Aggregating
Bluge supports a powerful framework for computing aggregated values over the set of DocumentMatches
.
Terminology
In Bluge, the aggregation framework relies heavily on two concepts Buckets
and Metrics
.
A Bucket
is simply a set of documents matching some criteria.
A Metric
is some value (or set of values) computed over a Bucket
.
There is one implicit bucket defined, which is the entire result set of your search.
Some aggregations (which we refer to as bucketing aggregations) define new sub-buckets inside this top-level bucket. These sub-buckets could either be staticly defined at search time, or dynamically defined based on the data.
Other aggregations (which we refer to as metric aggregations) compute values on buckets.
Bucketing Aggregations
Terms Aggregation
The terms aggregation typically operates on field data. Each term seen becomes it’s own bucket, and by default the count metric is applied to each bucket. Finally, at the conclusion of the search, these buckets are sorted by their counts descending, and the top N buckets are returned as part of the result.
For example, consider a set documents describing products. Each product has a keyword field named category
, indexed with the aggregatable option. When a user searches the products, we can compute a terms aggregation on the category
field, and display to the user the top 5 categories within their search results, and a count of how many products were in each category. This is often used as a way for users to drill deeper into the results, by refining their search filter interactively.
Numeric Range Aggregation
The numeric range aggregation also typically operates on field data. A query time a set of buckets is statically defined, which describe interesting numeric ranges. The aggregation by default includes the count metric, keeping track of how many documents had a numeric field value within the range.
Date Range Aggregation
The date range aggregation also typically operates on field data. A query time a set of buckets is statically defined, which describe interesting date ranges. The aggregation by default includes the count metric, keeping track of how many documents had a date time field value within the range.
Metric Aggregations
Basic
The following basic single-value metrics are supported:
- sum
- min
- max
- avg
- weighted avg
Special
A few special case aggregations are supported:
- count (sum of 1 per document)
- duration (time.Duration computed since the start of the search)
Cardinality Estimation
The cardinality estimation metric can be used to count the number of distinct values seen, in a memory efficient way.
Quantile Approximation
The quantil approximation metric can be used to approximate quantiles in a memory efficient way.
Nesting
Buckets and Metrics can be nested in arbitrary and powerful ways.

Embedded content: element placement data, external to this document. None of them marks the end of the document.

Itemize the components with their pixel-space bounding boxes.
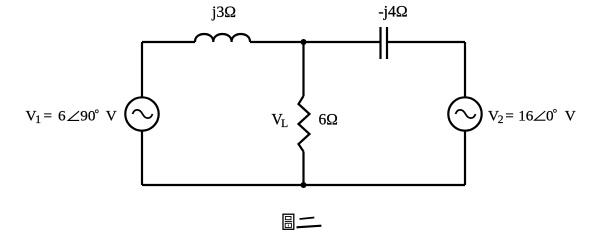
svg-text:V: V bbox=[106, 108, 117, 125]
svg-text:90°: 90° bbox=[80, 108, 99, 125]
svg-text:=: = bbox=[44, 108, 53, 125]
svg-text:j3Ω: j3Ω bbox=[211, 4, 236, 21]
svg-text:V1: V1 bbox=[26, 108, 42, 127]
svg-text:16: 16 bbox=[518, 107, 534, 124]
svg-text:0°: 0° bbox=[546, 107, 558, 124]
svg-text:=: = bbox=[505, 107, 514, 124]
svg-text:6Ω: 6Ω bbox=[319, 112, 338, 129]
svg-text:V: V bbox=[565, 107, 576, 124]
svg-text:V2: V2 bbox=[488, 107, 504, 126]
svg-text:6: 6 bbox=[58, 108, 66, 125]
svg-text:-j4Ω: -j4Ω bbox=[378, 4, 407, 21]
svg-text:VL: VL bbox=[272, 111, 289, 130]
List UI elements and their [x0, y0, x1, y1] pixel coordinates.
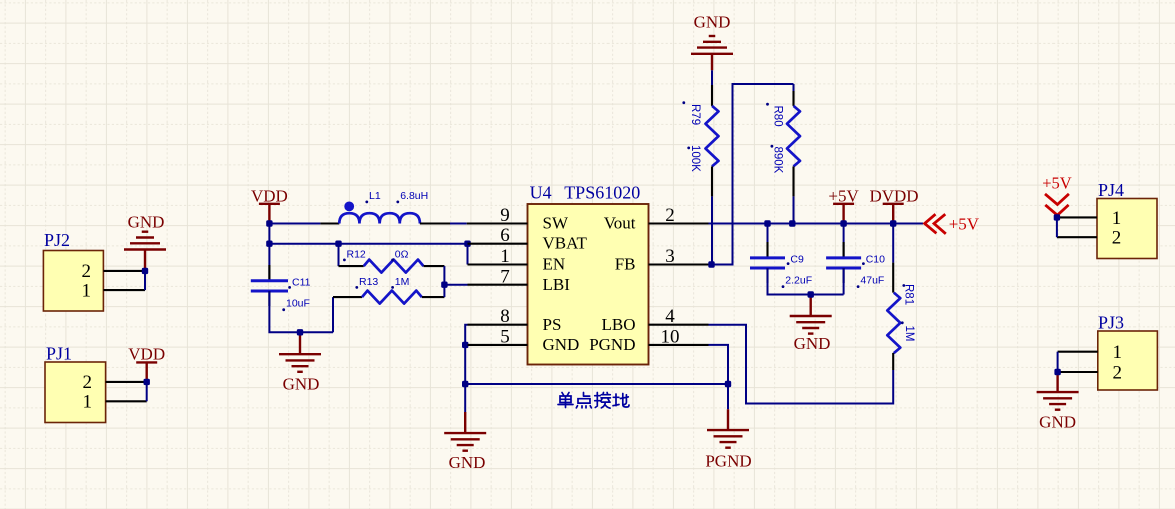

For example, imagine we have a set of documents describing beers. Each beer has a field named style
describing the style (lager, ale, lambic, etc). Each beer also has a numeric field named abv
describing the beer’s alcohol by volume. One could run a MatchAll
query across the beers, compute a Terms Aggregation
on the style
field, and then nest the Quantile Approximation
metric inside each of those buckets. The result would be that we could report the median (50th) and 99th percentile ABV for each different style of beer.
Custom Sources
All the aggregations discussed thus far operate on extendable interfaces, not directly on field values.
This allows aggregations to work on custom values computed by your application, which can themselves use field value as inputs.
It also allows for filtering out undesirable values, or replacing missing values with alternates.
Extending the Framework
The core Aggregation
and Calculator
types used to define all of this functionality are exposed as interfaces, allowing your application the full power to define their own behavior.